Gerade im Winter sei das Leben obdachloser Menschen „akut gefährdet“, sagte Hauer. Als Sofortmaßnahme fordert die Diakonie erneut die ganztägige Öffnung des Winternotprogramms. „Schon am Wochenende droht wiederholt Nachtfrost und das Leben der Menschen, die auf der Straße schlafen, ist in Gefahr“, sagte der Sozialexperte. Mit insgesamt rund 1.200 Plätzen in Hamburg gebe es „nicht einmal für jeden dritten Obdachlosen einen Übernachtungsplatz“. Die Stadt könne in der kalten Jahreszeit nicht für alle Menschen den notwendigen Erfrierungsschutz gewährleisten. Zudem müssten Menschen die Unterkünfte des Winternotprogramms tagsüber verlassen, nur in Ausnahmefällen und bei amtlicher Unwetterwarnung dürften sie bleiben.

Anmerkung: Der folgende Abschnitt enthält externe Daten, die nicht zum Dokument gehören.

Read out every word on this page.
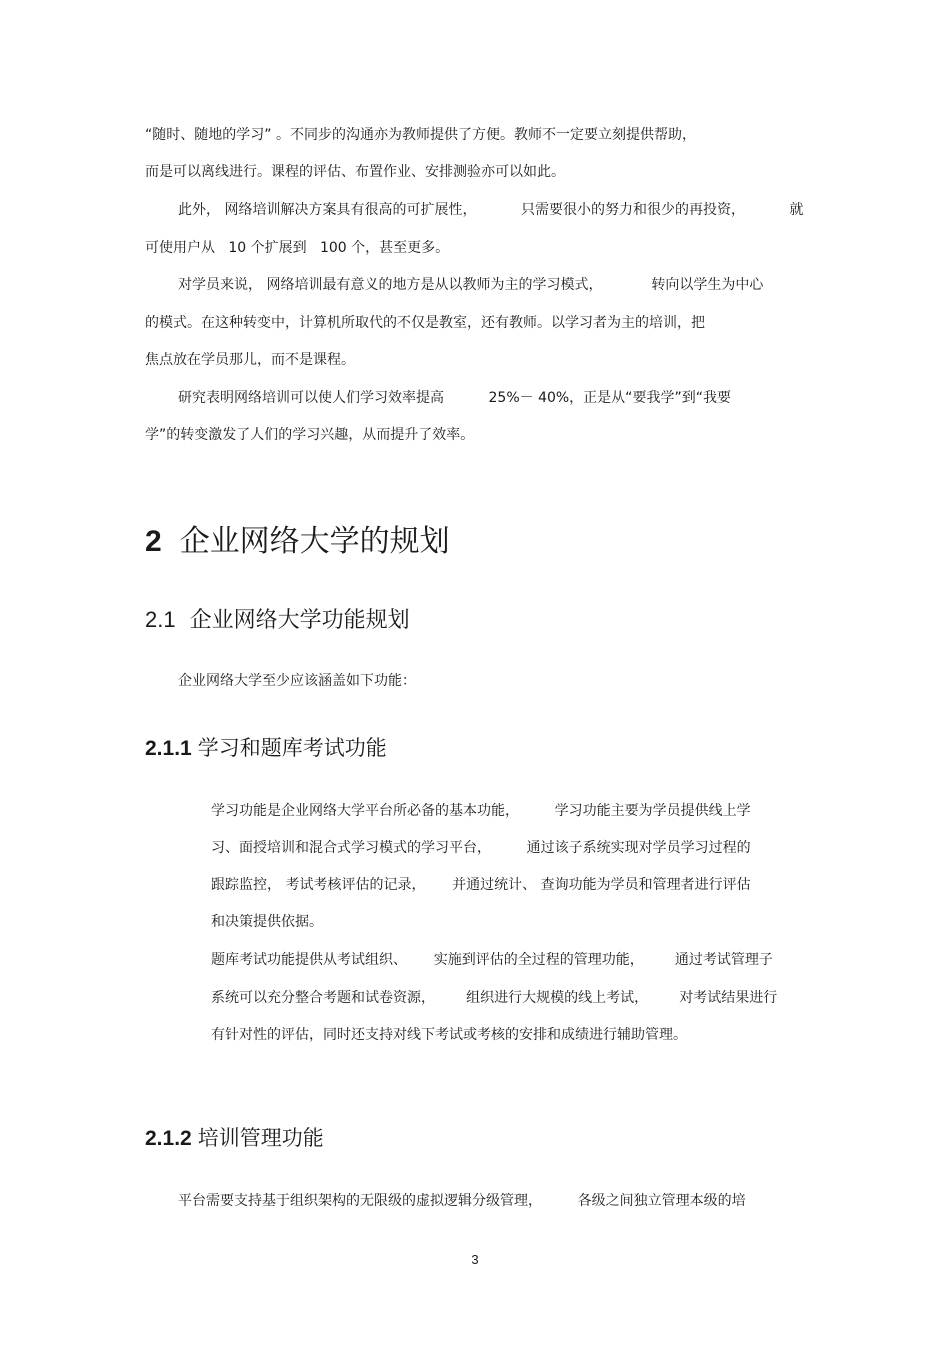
“随时、随地的学习” 。不同步的沟通亦为教师提供了方便。教师不一定要立刻提供帮助，
而是可以离线进行。课程的评估、布置作业、安排测验亦可以如此。
此外， 网络培训解决方案具有很高的可扩展性，          只需要很小的努力和很少的再投资，          就
可使用户从   10 个扩展到   100 个，甚至更多。
对学员来说， 网络培训最有意义的地方是从以教师为主的学习模式，           转向以学生为中心
的模式。在这种转变中，计算机所取代的不仅是教室，还有教师。以学习者为主的培训，把
焦点放在学员那儿，而不是课程。
研究表明网络培训可以使人们学习效率提高          25%－ 40%，正是从“要我学”到“我要
学”的转变激发了人们的学习兴趣，从而提升了效率。
2 企业网络大学的规划
2.1 企业网络大学功能规划
企业网络大学至少应该涵盖如下功能：
2.1.1 学习和题库考试功能
学习功能是企业网络大学平台所必备的基本功能，        学习功能主要为学员提供线上学
习、面授培训和混合式学习模式的学习平台，        通过该子系统实现对学员学习过程的
跟踪监控， 考试考核评估的记录，      并通过统计、 查询功能为学员和管理者进行评估
和决策提供依据。
题库考试功能提供从考试组织、      实施到评估的全过程的管理功能，       通过考试管理子
系统可以充分整合考题和试卷资源，       组织进行大规模的线上考试，       对考试结果进行
有针对性的评估，同时还支持对线下考试或考核的安排和成绩进行辅助管理。
2.1.2 培训管理功能
平台需要支持基于组织架构的无限级的虚拟逻辑分级管理，        各级之间独立管理本级的培
3
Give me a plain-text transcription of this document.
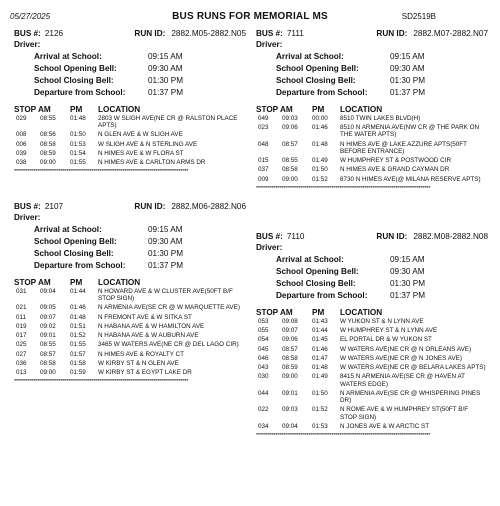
05/27/2025	BUS RUNS FOR MEMORIAL MS	SD2519B
BUS #: 2126	RUN ID: 2882.M05-2882.N05
Driver:
Arrival at School:	09:15 AM
School Opening Bell:	09:30 AM
School Closing Bell:	01:30 PM
Departure from School:	01:37 PM
STOP AM PM LOCATION
029 08:55 01:48 2803 W SLIGH AVE(NE CR @ RALSTON PLACE APTS)
008 08:56 01:50 N GLEN AVE & W SLIGH AVE
006 08:58 01:53 W SLIGH AVE & N STERLING AVE
039 08:59 01:54 N HIMES AVE & W FLORA ST
038 09:00 01:55 N HIMES AVE & CARLTON ARMS DR
******************************************************************************************
BUS #: 2107	RUN ID: 2882.M06-2882.N06
Driver:
Arrival at School:	09:15 AM
School Opening Bell:	09:30 AM
School Closing Bell:	01:30 PM
Departure from School:	01:37 PM
STOP AM PM LOCATION
031 09:04 01:44 N HOWARD AVE & W CLUSTER AVE(50FT B/F STOP SIGN)
021 09:05 01:46 N ARMENIA AVE(SE CR @ W MARQUETTE AVE)
011 09:07 01:48 N FREMONT AVE & W SITKA ST
019 09:02 01:51 N HABANA AVE & W HAMILTON AVE
017 09:01 01:52 N HABANA AVE & W AUBURN AVE
025 08:55 01:55 3465 W WATERS AVE(NE CR @ DEL LAGO CIR)
027 08:57 01:57 N HIMES AVE & ROYALTY CT
036 08:58 01:58 W KIRBY ST & N GLEN AVE
013 09:00 01:59 W KIRBY ST & EGYPT LAKE DR
******************************************************************************************
BUS #: 7111	RUN ID: 2882.M07-2882.N07
Driver:
Arrival at School:	09:15 AM
School Opening Bell:	09:30 AM
School Closing Bell:	01:30 PM
Departure from School:	01:37 PM
STOP AM PM LOCATION
049 09:03 00:00 8510 TWIN LAKES BLVD(H)
023 09:06 01:46 8510 N ARMENIA AVE(NW CR @ THE PARK ON THE WATER APTS)
048 08:57 01:48 N HIMES AVE @ LAKE AZZURE APTS(50FT BEFORE ENTRANCE)
015 08:55 01:49 W HUMPHREY ST & POSTWOOD CIR
037 08:58 01:50 N HIMES AVE & GRAND CAYMAN DR
009 09:00 01:52 8730 N HIMES AVE(@ MILANA RESERVE APTS)
******************************************************************************************
BUS #: 7110	RUN ID: 2882.M08-2882.N08
Driver:
Arrival at School:	09:15 AM
School Opening Bell:	09:30 AM
School Closing Bell:	01:30 PM
Departure from School:	01:37 PM
STOP AM PM LOCATION
053 09:08 01:43 W YUKON ST & N LYNN AVE
055 09:07 01:44 W HUMPHREY ST & N LYNN AVE
054 09:06 01:45 EL PORTAL DR & W YUKON ST
045 08:57 01:46 W WATERS AVE(NE CR @ N ORLEANS AVE)
046 08:58 01:47 W WATERS AVE(NE CR @ N JONES AVE)
043 08:59 01:48 W WATERS AVE(NE CR @ BELARA LAKES APTS)
030 09:00 01:49 8415 N ARMENIA AVE(SE CR @ HAVEN AT WATERS EDGE)
044 09:01 01:50 N ARMENIA AVE(SE CR @ WHISPERING PINES DR)
022 09:03 01:52 N ROME AVE & W HUMPHREY ST(50FT B/F STOP SIGN)
034 09:04 01:53 N JONES AVE & W ARCTIC ST
******************************************************************************************
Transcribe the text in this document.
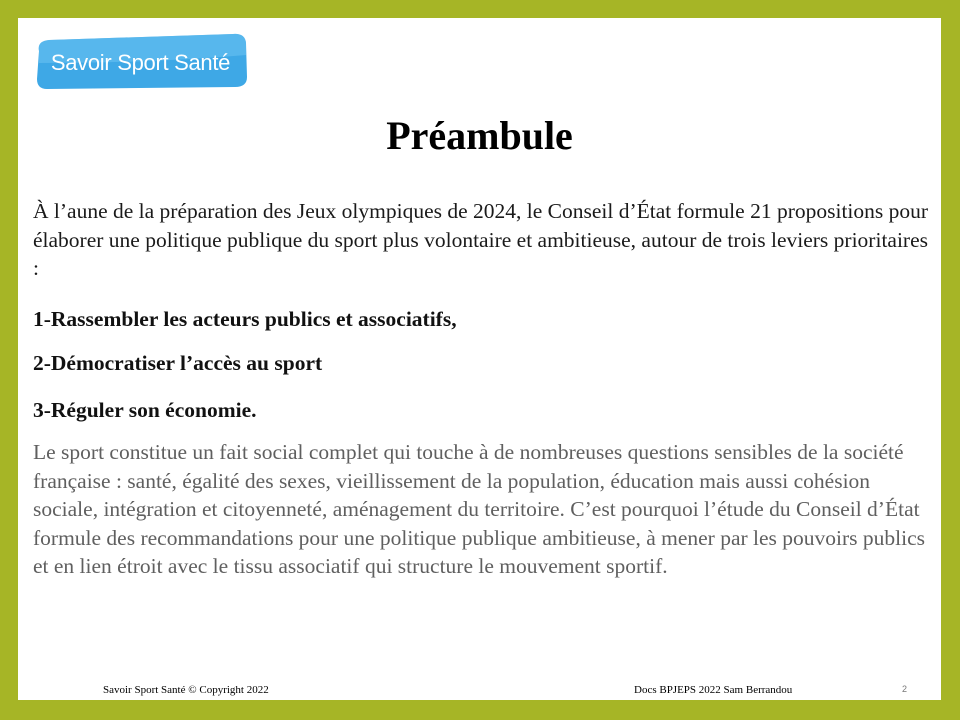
Savoir Sport Santé
Préambule

À l’aune de la préparation des Jeux olympiques de 2024, le Conseil d’État formule 21 propositions pour élaborer une politique publique du sport plus volontaire et ambitieuse, autour de trois leviers prioritaires :

1-Rassembler les acteurs publics et associatifs,

2-Démocratiser l’accès au sport

3-Réguler son économie.

Le sport constitue un fait social complet qui touche à de nombreuses questions sensibles de la société française : santé, égalité des sexes, vieillissement de la population, éducation mais aussi cohésion sociale, intégration et citoyenneté, aménagement du territoire. C’est pourquoi l’étude du Conseil d’État formule des recommandations pour une politique publique ambitieuse, à mener par les pouvoirs publics et en lien étroit avec le tissu associatif qui structure le mouvement sportif.

Savoir Sport Santé © Copyright 2022	Docs BPJEPS 2022 Sam Berrandou	2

Dabei setze die derzeitige Kälte den ohnehin geschwächten Menschen zu, eine einfache Virusinfektion könne dann tödliche Folgen haben, hieß es von der Diakonie. „Das Leben auf der Straße, der tägliche Kampf ums Überleben, Drogen- und Alkoholkonsum und unbehandelte chronische Krankheiten führen dazu, dass die Menschen in eine gesundheitliche Abwärtsspirale geraten“, sagte Mediziner Hans-Heiner Stöver, der sich ehrenamtlich im Diakonie-Zentrum für Wohnungslose engagiert. Wenn dann Virusinfektionen hinzukämen, die unter diesen Lebensbedingungen nicht ausheilen könnten, bestehe schnell Lebensgefahr.

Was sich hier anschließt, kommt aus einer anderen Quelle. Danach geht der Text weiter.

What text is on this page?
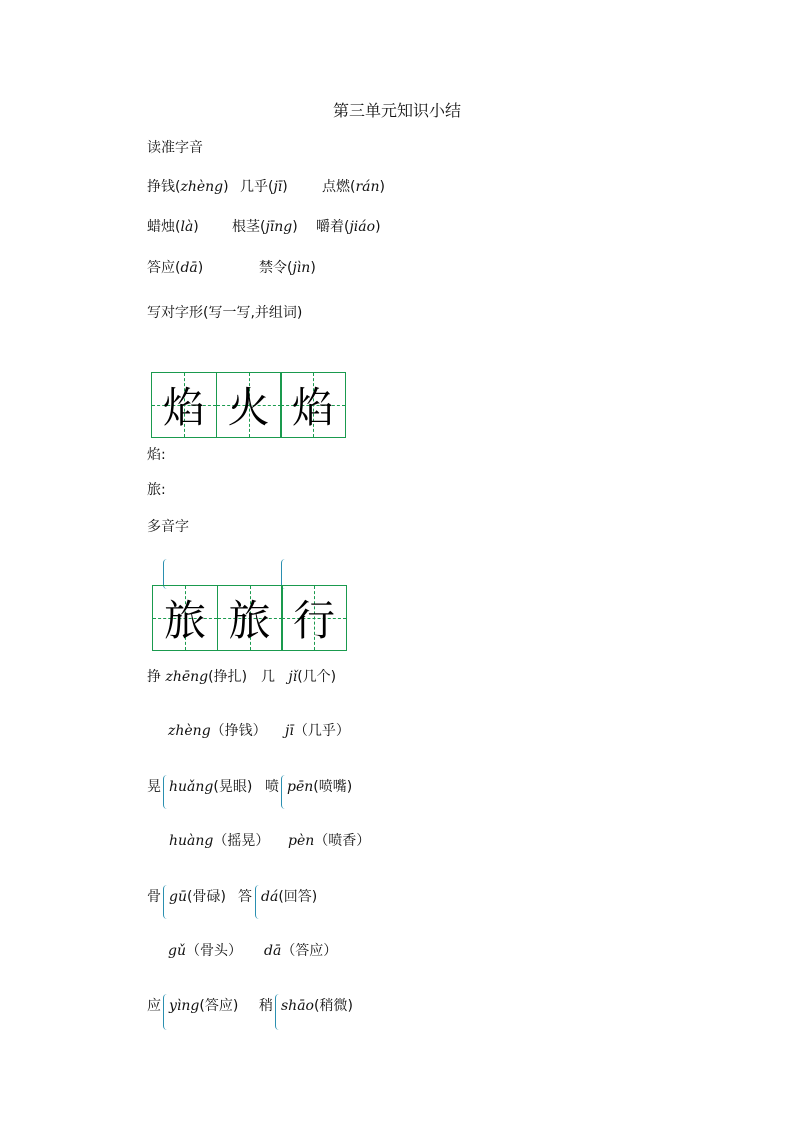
第三单元知识小结
读准字音
挣钱(zhèng) 几乎(jī) 点燃(rán)
蜡烛(là) 根茎(jīng) 嚼着(jiáo)
答应(dā)	禁令(jìn)
写对字形(写一写,并组词)
焰 火 焰
焰:
旅:
多音字
旅 旅 行
挣 zhēng(挣扎) 几 jǐ(几个)
zhèng（挣钱） jī（几乎）
晃 huǎng(晃眼) 喷 pēn(喷嘴)
huàng（摇晃） pèn（喷香）
骨 gū(骨碌) 答 dá(回答)
gǔ（骨头） dā（答应）
应 yìng(答应) 稍 shāo(稍微)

„Als Arzt rate ich bei grippalen Infekten normalerweise dazu, sich auszuruhen, warm zu halten, viel zu schlafen und zu trinken“, sagte Stöver. Nur so würden sich gefährliche Komplikationen wie Lungen- oder Herzmuskelentzündungen und im schlimmsten Fall ein plötzliches Herzversagen vermeiden lassen. Das sei für Obdachlose unter den derzeitigen Bedingungen nicht möglich. „Niemand sollte den ganzen Tag draußen verbringen oder auf der Straße schlafen müssen, schon gar nicht im Herbst und Winter“, erklärte Stöver.
Um obdachlosen Menschen zu helfen, ist der Mitternachtsbus der Diakonie in 365 Nächten im Jahr auf der Straße unterwegs. Pro Tour kämen durchschnittlich 125 obdachlose Menschen, etwa neun Kisten Backwaren würden jede Nacht verteilt. „Für die kalten Nächte haben wir dicke Socken, warme Schuhe und andere Winterbekleidung an Bord, damit sich die Leute nachts warmhalten können“, sagte Sonja Norgall, Leiterin des spendenfinanzierten Hilfsprojekts.

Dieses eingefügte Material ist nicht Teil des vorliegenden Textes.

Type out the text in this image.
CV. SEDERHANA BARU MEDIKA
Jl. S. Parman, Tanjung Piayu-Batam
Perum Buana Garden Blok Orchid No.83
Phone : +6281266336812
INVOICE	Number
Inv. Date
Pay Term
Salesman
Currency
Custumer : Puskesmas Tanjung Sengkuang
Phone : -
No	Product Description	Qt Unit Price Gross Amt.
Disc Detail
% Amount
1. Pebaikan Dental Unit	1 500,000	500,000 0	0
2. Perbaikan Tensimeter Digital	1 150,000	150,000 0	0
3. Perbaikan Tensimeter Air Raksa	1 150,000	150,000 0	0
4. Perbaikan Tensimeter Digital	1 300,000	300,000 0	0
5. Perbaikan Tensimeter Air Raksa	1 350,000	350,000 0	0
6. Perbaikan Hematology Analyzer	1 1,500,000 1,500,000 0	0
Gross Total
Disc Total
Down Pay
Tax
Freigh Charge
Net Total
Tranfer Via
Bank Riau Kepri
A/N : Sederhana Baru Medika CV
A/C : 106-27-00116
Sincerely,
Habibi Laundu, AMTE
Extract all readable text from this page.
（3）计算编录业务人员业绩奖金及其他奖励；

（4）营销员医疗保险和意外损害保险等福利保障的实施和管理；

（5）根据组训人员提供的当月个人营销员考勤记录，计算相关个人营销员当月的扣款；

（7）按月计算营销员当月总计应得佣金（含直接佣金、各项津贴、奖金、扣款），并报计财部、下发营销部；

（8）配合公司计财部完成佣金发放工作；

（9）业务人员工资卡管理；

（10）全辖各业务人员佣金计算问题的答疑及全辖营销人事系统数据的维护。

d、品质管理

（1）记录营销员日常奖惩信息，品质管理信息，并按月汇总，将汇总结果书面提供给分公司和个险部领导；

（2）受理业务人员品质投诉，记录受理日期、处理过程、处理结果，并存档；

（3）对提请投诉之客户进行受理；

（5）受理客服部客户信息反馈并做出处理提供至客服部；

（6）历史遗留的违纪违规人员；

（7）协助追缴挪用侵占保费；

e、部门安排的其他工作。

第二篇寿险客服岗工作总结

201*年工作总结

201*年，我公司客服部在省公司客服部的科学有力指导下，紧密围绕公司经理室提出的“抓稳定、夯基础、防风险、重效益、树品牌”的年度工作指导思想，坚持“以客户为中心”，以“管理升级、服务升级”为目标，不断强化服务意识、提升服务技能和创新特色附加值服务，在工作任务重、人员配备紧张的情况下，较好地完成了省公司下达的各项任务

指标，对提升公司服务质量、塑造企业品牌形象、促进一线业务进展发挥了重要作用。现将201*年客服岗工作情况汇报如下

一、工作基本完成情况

Allein im vergangenen Jahr hätten Ehrenamtliche des Mitternachtsbusses in rund 44.000 Pappbechern etwa 8.800 Liter Kaffee, Tee, Kakao und Brühe ausgeschenkt. Norgall bittet Hamburgerinnen und Hamburger, die einen obdachlosen Menschen auf der Straße sehen, gerade bei kalten Tagen genau hinzuschauen: „Fragen Sie, ob Hilfe benötigt wird.“ Norgall: „Ein heißes Getränk kann manchmal sehr hilfreich sein.“ Und wer das Gefühl habe, dass etwas nicht stimmt, sollte einen Rettungswagen rufen.